Last summer, the FDA amended the emergency use authorizations (EUA) for Pfizer and Moderna to allow a third dose of their COVID-19 vaccines for certain immunocompromised people. (An EUA is given to products during public health emergencies, but is not a traditional approval. Although Pfizer has been given full authorization for its vaccine for ages 16 and up, boosters from all three vaccine manufacturers are still under an EUA.)
The list for immunocompromised people who are eligible for a third dose include solid organ transplant recipients and those with conditions that give them an equally reduced ability to fight infections and other diseases. A third dose of the Pfizer or Moderna vaccines may increase protection in this vulnerable population, according to data the FDA evaluated.
Furthermore, the CDC now says that moderately and severely immunocompromised people who are 18 and older should receive a booster dose of a COVID-19 vaccine at least five months after their third dose.

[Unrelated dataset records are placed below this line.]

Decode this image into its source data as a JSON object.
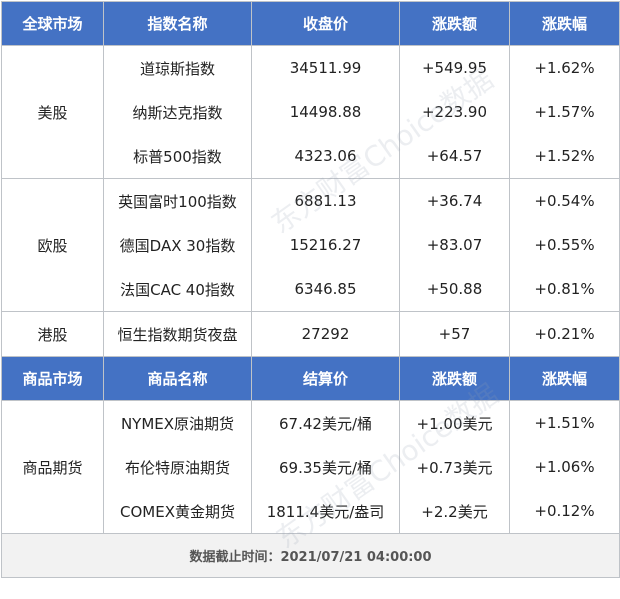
{
  "header_global": [
    "全球市场",
    "指数名称",
    "收盘价",
    "涨跌额",
    "涨跌幅"
  ],
  "groups_global": [
    {
      "region": "美股",
      "rows": [
        [
          "道琼斯指数",
          "34511.99",
          "+549.95",
          "+1.62%"
        ],
        [
          "纳斯达克指数",
          "14498.88",
          "+223.90",
          "+1.57%"
        ],
        [
          "标普500指数",
          "4323.06",
          "+64.57",
          "+1.52%"
        ]
      ]
    },
    {
      "region": "欧股",
      "rows": [
        [
          "英国富时100指数",
          "6881.13",
          "+36.74",
          "+0.54%"
        ],
        [
          "德国DAX 30指数",
          "15216.27",
          "+83.07",
          "+0.55%"
        ],
        [
          "法国CAC 40指数",
          "6346.85",
          "+50.88",
          "+0.81%"
        ]
      ]
    },
    {
      "region": "港股",
      "rows": [
        [
          "恒生指数期货夜盘",
          "27292",
          "+57",
          "+0.21%"
        ]
      ]
    }
  ],
  "header_commodity": [
    "商品市场",
    "商品名称",
    "结算价",
    "涨跌额",
    "涨跌幅"
  ],
  "groups_commodity": [
    {
      "region": "商品期货",
      "rows": [
        [
          "NYMEX原油期货",
          "67.42美元/桶",
          "+1.00美元",
          "+1.51%"
        ],
        [
          "布伦特原油期货",
          "69.35美元/桶",
          "+0.73美元",
          "+1.06%"
        ],
        [
          "COMEX黄金期货",
          "1811.4美元/盎司",
          "+2.2美元",
          "+0.12%"
        ]
      ]
    }
  ],
  "footer": "数据截止时间：2021/07/21 04:00:00",
  "watermark": "东方财富Choice数据",
  "colors": {
    "header_bg": "#4472c4",
    "header_text": "#ffffff",
    "border": "#bfc3c8",
    "footer_bg": "#f2f2f2"
  }
}
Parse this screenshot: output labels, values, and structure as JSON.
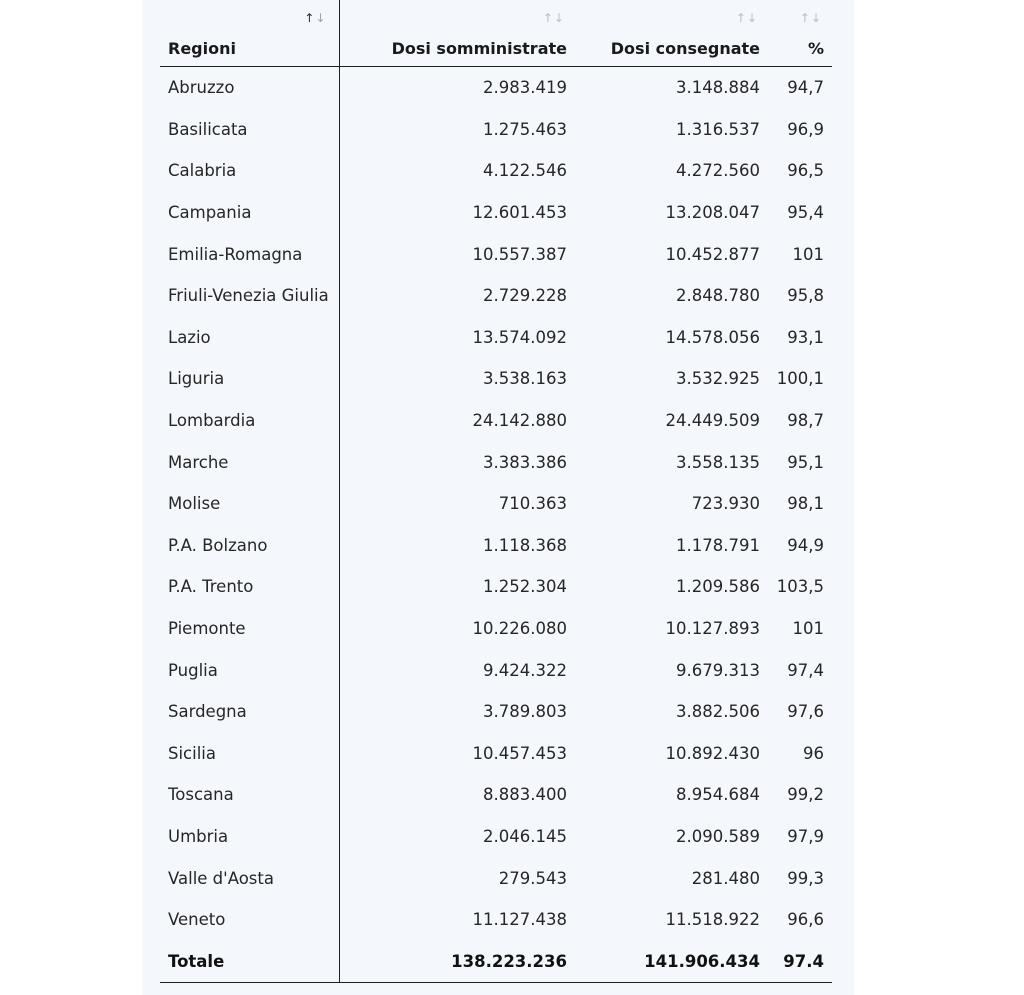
{
  "table": {
    "headers": {
      "region": "Regioni",
      "administered": "Dosi somministrate",
      "delivered": "Dosi consegnate",
      "percent": "%"
    },
    "sort_glyph_up": "↑",
    "sort_glyph_down": "↓",
    "rows": [
      {
        "region": "Abruzzo",
        "administered": "2.983.419",
        "delivered": "3.148.884",
        "percent": "94,7"
      },
      {
        "region": "Basilicata",
        "administered": "1.275.463",
        "delivered": "1.316.537",
        "percent": "96,9"
      },
      {
        "region": "Calabria",
        "administered": "4.122.546",
        "delivered": "4.272.560",
        "percent": "96,5"
      },
      {
        "region": "Campania",
        "administered": "12.601.453",
        "delivered": "13.208.047",
        "percent": "95,4"
      },
      {
        "region": "Emilia-Romagna",
        "administered": "10.557.387",
        "delivered": "10.452.877",
        "percent": "101"
      },
      {
        "region": "Friuli-Venezia Giulia",
        "administered": "2.729.228",
        "delivered": "2.848.780",
        "percent": "95,8"
      },
      {
        "region": "Lazio",
        "administered": "13.574.092",
        "delivered": "14.578.056",
        "percent": "93,1"
      },
      {
        "region": "Liguria",
        "administered": "3.538.163",
        "delivered": "3.532.925",
        "percent": "100,1"
      },
      {
        "region": "Lombardia",
        "administered": "24.142.880",
        "delivered": "24.449.509",
        "percent": "98,7"
      },
      {
        "region": "Marche",
        "administered": "3.383.386",
        "delivered": "3.558.135",
        "percent": "95,1"
      },
      {
        "region": "Molise",
        "administered": "710.363",
        "delivered": "723.930",
        "percent": "98,1"
      },
      {
        "region": "P.A. Bolzano",
        "administered": "1.118.368",
        "delivered": "1.178.791",
        "percent": "94,9"
      },
      {
        "region": "P.A. Trento",
        "administered": "1.252.304",
        "delivered": "1.209.586",
        "percent": "103,5"
      },
      {
        "region": "Piemonte",
        "administered": "10.226.080",
        "delivered": "10.127.893",
        "percent": "101"
      },
      {
        "region": "Puglia",
        "administered": "9.424.322",
        "delivered": "9.679.313",
        "percent": "97,4"
      },
      {
        "region": "Sardegna",
        "administered": "3.789.803",
        "delivered": "3.882.506",
        "percent": "97,6"
      },
      {
        "region": "Sicilia",
        "administered": "10.457.453",
        "delivered": "10.892.430",
        "percent": "96"
      },
      {
        "region": "Toscana",
        "administered": "8.883.400",
        "delivered": "8.954.684",
        "percent": "99,2"
      },
      {
        "region": "Umbria",
        "administered": "2.046.145",
        "delivered": "2.090.589",
        "percent": "97,9"
      },
      {
        "region": "Valle d'Aosta",
        "administered": "279.543",
        "delivered": "281.480",
        "percent": "99,3"
      },
      {
        "region": "Veneto",
        "administered": "11.127.438",
        "delivered": "11.518.922",
        "percent": "96,6"
      }
    ],
    "total": {
      "region": "Totale",
      "administered": "138.223.236",
      "delivered": "141.906.434",
      "percent": "97.4"
    }
  }
}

In early January, the FDA and CDC recommended a third Pfizer dose for immunocompromised children ages 5 to 11 at least 28 days following their second dose.
Should we first be vaccinating the world?
There is also a moral element to the question of booster shots, with some public health officials saying the focus should be on vaccinating more of the world’s population first before giving supplementary doses to those who already have some protection.
Dr. Shaw says he understands this sentiment. “On this planet, we are all interdependent and we can see that many of these variants originated outside the U.S. That certainly speaks to the need to vaccinate the world, especially to drive down infection rates that support the emergence of new variants," he says. "Ultimately, this is what needs to be done to end the pandemic.”
Note: Information provided in Yale Medicine articles is for general informational purposes only. No content in the articles should ever be used as a substitute for medical advice from your doctor or other qualified clinician. Always seek the individual advice of your health care provider with any questions you have regarding a medical condition.